In Guatemala come avete vissuto il passaggio della “carovana”?
Assistere al passaggio di tanti fratelli e sorelle migranti ci ha profondamente commosso. Ci ha fatto rivivere sentimenti di separazione, angoscia, dolore e illusione che noi proviamo in prima persona, perché in ogni famiglia del Guatemala c’è almeno un parente o una persona amica che, con i documenti regolari o senza, ha lasciato il Paese.
La carovana, letteralmente un fiume di persone di ogni età, ha attivato una solidarietà sentita e diffusa: famiglie, comunità e organizzazioni si sono mobilitate a soccorrere coloro che transitavano. Impressionante il numero di uomini, donne e anche bambini e bambine, che fornivano aiuto. Questa circostanza ha reso evidente che le vene dell’America Centrale sono ancora aperte: più che acqua e cibo, sono state donate solidarietà e speranza.

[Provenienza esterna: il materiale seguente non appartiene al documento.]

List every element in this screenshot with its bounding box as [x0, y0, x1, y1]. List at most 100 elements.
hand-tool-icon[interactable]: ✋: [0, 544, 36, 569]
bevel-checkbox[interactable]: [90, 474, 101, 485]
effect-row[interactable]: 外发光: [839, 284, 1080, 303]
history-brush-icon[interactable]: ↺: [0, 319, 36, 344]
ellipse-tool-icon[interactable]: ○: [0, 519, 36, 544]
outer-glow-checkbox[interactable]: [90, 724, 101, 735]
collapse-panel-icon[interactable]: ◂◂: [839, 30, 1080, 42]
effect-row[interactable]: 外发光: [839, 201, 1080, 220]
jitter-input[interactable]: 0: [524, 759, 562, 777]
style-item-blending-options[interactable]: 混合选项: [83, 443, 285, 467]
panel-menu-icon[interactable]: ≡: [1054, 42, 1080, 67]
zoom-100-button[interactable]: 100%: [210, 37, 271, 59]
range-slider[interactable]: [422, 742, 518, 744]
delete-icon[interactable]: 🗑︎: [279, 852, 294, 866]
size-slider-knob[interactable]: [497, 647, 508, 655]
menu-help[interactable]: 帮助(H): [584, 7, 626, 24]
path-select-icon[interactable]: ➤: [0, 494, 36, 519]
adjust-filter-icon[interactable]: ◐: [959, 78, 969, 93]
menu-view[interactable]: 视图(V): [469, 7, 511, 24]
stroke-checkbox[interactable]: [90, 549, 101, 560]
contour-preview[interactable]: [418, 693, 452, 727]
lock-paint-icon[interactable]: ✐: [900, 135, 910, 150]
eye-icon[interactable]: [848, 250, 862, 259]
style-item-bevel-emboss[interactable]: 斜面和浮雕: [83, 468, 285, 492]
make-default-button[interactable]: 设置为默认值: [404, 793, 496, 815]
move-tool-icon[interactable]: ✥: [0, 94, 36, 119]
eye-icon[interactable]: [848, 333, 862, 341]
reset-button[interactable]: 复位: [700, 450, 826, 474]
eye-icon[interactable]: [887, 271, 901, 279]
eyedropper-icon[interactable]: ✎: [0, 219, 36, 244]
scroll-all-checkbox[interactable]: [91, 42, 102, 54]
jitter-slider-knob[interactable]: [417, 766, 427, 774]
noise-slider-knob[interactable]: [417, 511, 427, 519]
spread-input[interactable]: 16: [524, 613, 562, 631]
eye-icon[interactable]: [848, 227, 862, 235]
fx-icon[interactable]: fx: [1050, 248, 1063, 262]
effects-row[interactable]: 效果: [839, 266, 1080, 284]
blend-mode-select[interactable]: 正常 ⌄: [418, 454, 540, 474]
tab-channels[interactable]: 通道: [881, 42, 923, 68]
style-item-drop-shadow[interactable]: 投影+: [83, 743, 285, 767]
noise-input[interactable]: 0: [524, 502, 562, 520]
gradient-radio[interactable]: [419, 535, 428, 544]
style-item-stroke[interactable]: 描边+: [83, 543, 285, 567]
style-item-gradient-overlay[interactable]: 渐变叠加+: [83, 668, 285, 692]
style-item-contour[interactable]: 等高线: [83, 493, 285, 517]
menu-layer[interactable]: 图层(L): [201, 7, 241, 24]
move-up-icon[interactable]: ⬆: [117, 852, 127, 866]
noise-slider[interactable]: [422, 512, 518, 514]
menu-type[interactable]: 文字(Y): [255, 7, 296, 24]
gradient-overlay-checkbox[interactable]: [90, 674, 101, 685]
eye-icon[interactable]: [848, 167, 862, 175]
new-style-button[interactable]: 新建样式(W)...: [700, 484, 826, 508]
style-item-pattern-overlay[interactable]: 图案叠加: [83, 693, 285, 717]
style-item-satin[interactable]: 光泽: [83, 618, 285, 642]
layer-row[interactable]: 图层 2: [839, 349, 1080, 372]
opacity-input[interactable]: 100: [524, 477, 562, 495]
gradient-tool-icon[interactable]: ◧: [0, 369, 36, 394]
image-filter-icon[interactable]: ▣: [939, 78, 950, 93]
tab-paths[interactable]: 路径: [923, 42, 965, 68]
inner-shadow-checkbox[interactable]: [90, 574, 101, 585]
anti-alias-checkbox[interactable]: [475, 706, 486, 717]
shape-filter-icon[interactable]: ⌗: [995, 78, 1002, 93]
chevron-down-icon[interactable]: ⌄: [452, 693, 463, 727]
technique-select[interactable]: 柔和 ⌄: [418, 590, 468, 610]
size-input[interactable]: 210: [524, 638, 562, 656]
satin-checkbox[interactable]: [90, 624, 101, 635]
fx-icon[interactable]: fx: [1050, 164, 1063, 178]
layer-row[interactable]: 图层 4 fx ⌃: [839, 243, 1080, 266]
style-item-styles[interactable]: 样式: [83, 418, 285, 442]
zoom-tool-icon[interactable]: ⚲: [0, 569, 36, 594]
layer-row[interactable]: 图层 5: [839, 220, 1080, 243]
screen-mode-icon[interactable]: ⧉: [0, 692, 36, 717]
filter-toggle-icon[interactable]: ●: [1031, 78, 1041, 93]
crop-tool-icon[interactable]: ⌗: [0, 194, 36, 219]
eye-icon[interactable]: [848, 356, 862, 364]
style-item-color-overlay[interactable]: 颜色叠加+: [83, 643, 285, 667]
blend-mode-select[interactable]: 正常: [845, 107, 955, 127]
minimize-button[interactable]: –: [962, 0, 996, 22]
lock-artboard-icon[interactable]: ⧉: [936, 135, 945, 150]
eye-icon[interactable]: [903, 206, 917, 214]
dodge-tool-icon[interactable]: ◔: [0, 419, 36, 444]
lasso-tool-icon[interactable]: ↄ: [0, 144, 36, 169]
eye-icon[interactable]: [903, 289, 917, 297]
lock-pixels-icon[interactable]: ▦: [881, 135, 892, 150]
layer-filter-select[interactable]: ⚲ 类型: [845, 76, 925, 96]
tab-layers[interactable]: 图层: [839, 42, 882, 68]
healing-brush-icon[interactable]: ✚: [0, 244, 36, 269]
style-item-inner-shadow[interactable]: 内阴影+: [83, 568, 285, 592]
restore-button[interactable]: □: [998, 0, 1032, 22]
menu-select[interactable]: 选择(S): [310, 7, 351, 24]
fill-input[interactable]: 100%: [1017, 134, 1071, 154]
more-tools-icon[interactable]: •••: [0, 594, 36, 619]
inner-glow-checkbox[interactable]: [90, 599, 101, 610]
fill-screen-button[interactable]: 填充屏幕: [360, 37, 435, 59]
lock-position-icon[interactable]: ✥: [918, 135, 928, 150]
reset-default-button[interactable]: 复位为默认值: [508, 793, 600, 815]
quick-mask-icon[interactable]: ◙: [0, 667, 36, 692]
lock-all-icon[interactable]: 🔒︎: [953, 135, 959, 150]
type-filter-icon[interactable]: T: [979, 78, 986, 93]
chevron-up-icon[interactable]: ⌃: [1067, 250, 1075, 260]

Il governo guatemalteco come ha reagito al blocco della frontiera decretato da Donald Trump?
Le decisioni del presidente degli Stati Uniti confermano ancora una volta le pressioni cui, da oltre un secolo, sono sottoposti i Paesi centroamericani. Jimmy Morales, attuale presidente del Guatemala, ha affermato che non cederà alle minacce di Trump, eppure, come richiesto dal governo Usa, nel potenziare le forze di sicurezza per contrastare il traffico della droga ha sacrificato, sull’altare della repressione, anche i diritti umani. Le forze dell’ordine, sia civili sia militari, agiscono con violenza non soltanto contro le bande criminali ma anche contro la legittima protesta dei popoli indigeni, che da decenni sono privati della propria terra dalle compagnie transnazionali.
Per il 2019 il governo del Guatemala ha ridotto i fondi destinati alla Procura dei diritti umani e ha aumentato quelli destinati a chi, in realtà, protegge gli interessi e i profitti delle compagnie.
Nell’ultimo decennio, quali cambiamenti sono avvenuti in Centro America?
L’economia neoliberista che gli Stati Uniti d’America hanno promosso nel continente ha determinato in tutta l’America Latina, ma soprattutto in Centro America, un clima di spoliazione. La povertà si è acuita. Coloro che protestano contro lo sfruttamento vengono schiacciati con la violenza o perseguiti penalmente. Eppure sono anzitutto loro a veder violati i propri diritti, tanto individuali come collettivi.
Per il dilagare di questi conflitti sociali, il Guatemala e altri Paesi centroamericani appaiono come società ingovernabili. Nonostante le massicce deportazioni già operate dal governo di Barack Obama e moltiplicate, con piglio razzista, dall’attuale presidente Usa, i nostri fratelli e sorelle dei Paesi centroamericani più impoveriti sognano ancora di emigrare negli Stati Uniti. La corruzione e l’impunità nelle istituzioni statali hanno contribuito ad aggravare la disoccupazione e lo sfruttamento lavorativo. La svalutazione della moneta galoppa e il potere d’acquisto dei salari crolla. Molte persone soffrono la fame. Ma la popolazione guatemalteca, in questi anni, è diventata più attiva nel perseguire un cambiamento strutturale, che dia un respiro di speranza al Paese.
E dal Forum mondiale sulle migrazioni che cos’è emerso?
A me è sembrato molto interessante l’appello alla “politica dalla resistenza”, che in Guatemala e altri Paesi viene però criminalizzata. L’ultimo rapporto dell’Unione per la protezione di chi difende i diritti umani in Guatemala (Udefegua), dal 2012 al 2017 ha registrato 909 capi di imputazione a carico di chi ha difeso i diritti del popolo Maya.
Per me è importante denunciare queste ingiustizie e approfondire e comprendere meglio la nostra storia. L’indipendenza dalla Spagna, ottenuta dai creoli nel 1821, non ha abolito il sistema feudale imposto dalla colonizzazione. La riforma liberale del 1871 ha sviluppato un capitalismo violento, sostenuto da governi militari e dittatoriali.